Baharı beklerken ömrüm kış oldu!
23 Şubat 2013, CumartesiTweet |
“Baharı beklerken ömrüm kış oldu
Gözümde her zaman biraz yaş oldu
En güzel duygular bana düş oldu
Yorgunum dostlarım yorgunum artık“ diye devam eden şarkının sözleri, sanırım çok şey anlatıyor.
Ülkemizde ve dünyada çok mutlu yaşayabilmek için inançsız, duyarsız, mantıksız, aklını kullanmayan biri olarak mı mümkün diye düşünmeye başladım.
Dün “doğru” olan bugün “yanlış” olmalı ama dünün yanlışı bugünün doğrusu haline gelince aklım mantığım çok fazla kabullenmiyor bu durumu.
Ülkemizde aklın durduğu birçok mesele ile uğraşan bir milletiz. Doğunun birinci önceliği İmralı ve Siyasette gündemde olan kepazelikler midir?
Batı da yaşayanların sorunları yok mu? Onların talep ve beklentilerine neden kimse karşılık vermez!
Küçük sanayici, köylü ve küçük çiftçi her gün çöküyor ama biz her gün İmralı, Kandil, Silivri konuşmaya devam ediyoruz. Oysa herkes kim hata yapmış ise cezasını çeksin demektedir. Ama hata yapanın hatası “ acaba var mı yok mu” kusur işleyenin “acaba gerçekten kusurlu mu kusursuz mu” katillerin ise acaba “öldürmüşmüdür yoksa öldürmemiş midir” şeklinde uzayıp giden halkın kin ve nefretini hergün biraz daha artıran halk gözünde terör zanlısı vatandaşlar bu kadar gündemde olmamalı bunlar sürece pozitif katkı yapmaz aynen BDP'nin Karadeniz turu adı altında yapmaya çalıştığı sonuçları baştan belli bir durum gibi.
Mesele sadece ülke yönetiminde bulunanlarla ilgili değil elbette yerelde de benzer yansımaları var. Efendim o şu partiden, bu şu partiden, o şöyle yapmış bu böyle yapmış. Evet öyle yapmış ama partisinin farklı olması çok önemli değil ki? Bu ülkenin vatandaşı ne fark eder partisi değil mi?

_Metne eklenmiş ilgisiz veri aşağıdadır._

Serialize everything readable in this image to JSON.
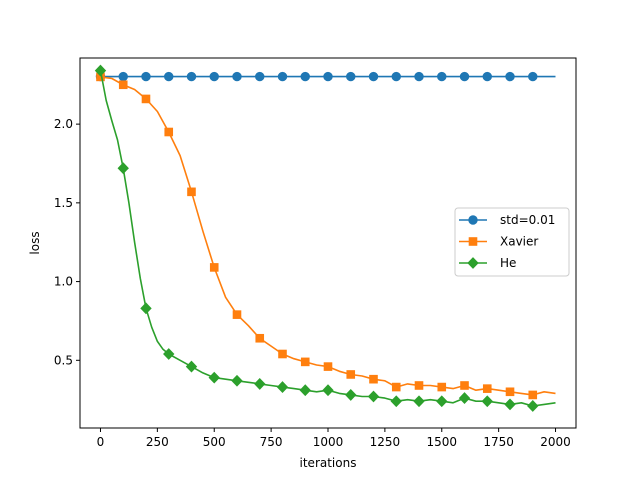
{
  "chart_data": {
    "type": "line",
    "title": "",
    "xlabel": "iterations",
    "ylabel": "loss",
    "xlim": [
      -90,
      2090
    ],
    "ylim": [
      0.07,
      2.42
    ],
    "xticks": [
      0,
      250,
      500,
      750,
      1000,
      1250,
      1500,
      1750,
      2000
    ],
    "xtick_labels": [
      "0",
      "250",
      "500",
      "750",
      "1000",
      "1250",
      "1500",
      "1750",
      "2000"
    ],
    "yticks": [
      0.5,
      1.0,
      1.5,
      2.0
    ],
    "ytick_labels": [
      "0.5",
      "1.0",
      "1.5",
      "2.0"
    ],
    "grid": false,
    "legend_position": "center-right",
    "marker_every": 100,
    "series": [
      {
        "name": "std=0.01",
        "color": "#1f77b4",
        "marker": "circle",
        "points": [
          [
            0,
            2.302
          ],
          [
            100,
            2.302
          ],
          [
            200,
            2.302
          ],
          [
            300,
            2.302
          ],
          [
            400,
            2.302
          ],
          [
            500,
            2.302
          ],
          [
            600,
            2.302
          ],
          [
            700,
            2.302
          ],
          [
            800,
            2.302
          ],
          [
            900,
            2.302
          ],
          [
            1000,
            2.302
          ],
          [
            1100,
            2.302
          ],
          [
            1200,
            2.302
          ],
          [
            1300,
            2.302
          ],
          [
            1400,
            2.302
          ],
          [
            1500,
            2.302
          ],
          [
            1600,
            2.302
          ],
          [
            1700,
            2.302
          ],
          [
            1800,
            2.302
          ],
          [
            1900,
            2.302
          ],
          [
            2000,
            2.302
          ]
        ]
      },
      {
        "name": "Xavier",
        "color": "#ff7f0e",
        "marker": "square",
        "points": [
          [
            0,
            2.3
          ],
          [
            50,
            2.29
          ],
          [
            100,
            2.25
          ],
          [
            150,
            2.22
          ],
          [
            200,
            2.16
          ],
          [
            250,
            2.08
          ],
          [
            300,
            1.95
          ],
          [
            350,
            1.8
          ],
          [
            400,
            1.57
          ],
          [
            450,
            1.32
          ],
          [
            500,
            1.09
          ],
          [
            550,
            0.9
          ],
          [
            600,
            0.79
          ],
          [
            650,
            0.72
          ],
          [
            700,
            0.64
          ],
          [
            750,
            0.59
          ],
          [
            800,
            0.54
          ],
          [
            850,
            0.51
          ],
          [
            900,
            0.49
          ],
          [
            950,
            0.47
          ],
          [
            1000,
            0.46
          ],
          [
            1050,
            0.43
          ],
          [
            1100,
            0.41
          ],
          [
            1150,
            0.4
          ],
          [
            1200,
            0.38
          ],
          [
            1250,
            0.37
          ],
          [
            1300,
            0.33
          ],
          [
            1350,
            0.35
          ],
          [
            1400,
            0.34
          ],
          [
            1450,
            0.34
          ],
          [
            1500,
            0.33
          ],
          [
            1550,
            0.32
          ],
          [
            1600,
            0.34
          ],
          [
            1650,
            0.31
          ],
          [
            1700,
            0.32
          ],
          [
            1750,
            0.31
          ],
          [
            1800,
            0.3
          ],
          [
            1850,
            0.29
          ],
          [
            1900,
            0.28
          ],
          [
            1950,
            0.3
          ],
          [
            2000,
            0.29
          ]
        ]
      },
      {
        "name": "He",
        "color": "#2ca02c",
        "marker": "diamond",
        "points": [
          [
            0,
            2.34
          ],
          [
            25,
            2.15
          ],
          [
            50,
            2.02
          ],
          [
            75,
            1.9
          ],
          [
            100,
            1.72
          ],
          [
            125,
            1.5
          ],
          [
            150,
            1.25
          ],
          [
            175,
            1.02
          ],
          [
            200,
            0.83
          ],
          [
            225,
            0.71
          ],
          [
            250,
            0.62
          ],
          [
            275,
            0.57
          ],
          [
            300,
            0.54
          ],
          [
            350,
            0.5
          ],
          [
            400,
            0.46
          ],
          [
            450,
            0.42
          ],
          [
            500,
            0.39
          ],
          [
            550,
            0.38
          ],
          [
            600,
            0.37
          ],
          [
            650,
            0.36
          ],
          [
            700,
            0.35
          ],
          [
            750,
            0.34
          ],
          [
            800,
            0.33
          ],
          [
            850,
            0.32
          ],
          [
            900,
            0.31
          ],
          [
            950,
            0.3
          ],
          [
            1000,
            0.31
          ],
          [
            1050,
            0.29
          ],
          [
            1100,
            0.28
          ],
          [
            1150,
            0.27
          ],
          [
            1200,
            0.27
          ],
          [
            1250,
            0.26
          ],
          [
            1300,
            0.24
          ],
          [
            1350,
            0.25
          ],
          [
            1400,
            0.24
          ],
          [
            1450,
            0.25
          ],
          [
            1500,
            0.24
          ],
          [
            1550,
            0.23
          ],
          [
            1600,
            0.26
          ],
          [
            1650,
            0.24
          ],
          [
            1700,
            0.24
          ],
          [
            1750,
            0.23
          ],
          [
            1800,
            0.22
          ],
          [
            1850,
            0.23
          ],
          [
            1900,
            0.21
          ],
          [
            1950,
            0.22
          ],
          [
            2000,
            0.23
          ]
        ]
      }
    ]
  }
}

Hükümetimizi “tek başına yönetiyor kimseyi dinlemiyor” diye eleştirenler. Şehrimizi CHP li başkan yönetiyor ama “ kimseyi dinlemiyor” eleştirilerinin iç içe girdiği ve çıkmaz bir durum aldığı ülkedir benim memleketim.
Üyeleri perişan iken “ memleket güllük gülistanlık” diyebilen oda, birlik, federasyon, konfederasyon başkanlarının olduğu ülkedir benim ülkem.
Üç kuruş reklam ve gelir menfaati için “ bu kişi veya kurum ülkemiz için çok büyük şanstır” diyebilenlerin yaşadığı ülkedir benim ülkem.
Oysa benim beklentim bu değil ki? Herkesin kardeşçe sarıldığı, ülkenin kaynaklarının adaletli ve eşit şartlarda kullanıldığı, inancı, dili, ırkı bakılmaksızın insana insanca muamelenin yapıldığı bir ülke bekliyorum. Ama gel gör ki biz hala daha 100 yıl öncesinin gündemi ve programıyla yönetilmeye devam ediyoruz. İktidara gelmeden önce yanlış olanlar iktidar olduktan sonra da yanlış olursa o zaman ben daha mutlu olacağım. Partiyi purtiyi bırakın da, biraz yaşanan kepazelikleri görmeye çalışın. Hangi partiden olursak olalım şöyle çevreye bir bakalım, gerçekten bahar geliyor mu? Yoksa baharı beklerken KIŞ'a mı dönüyoruz?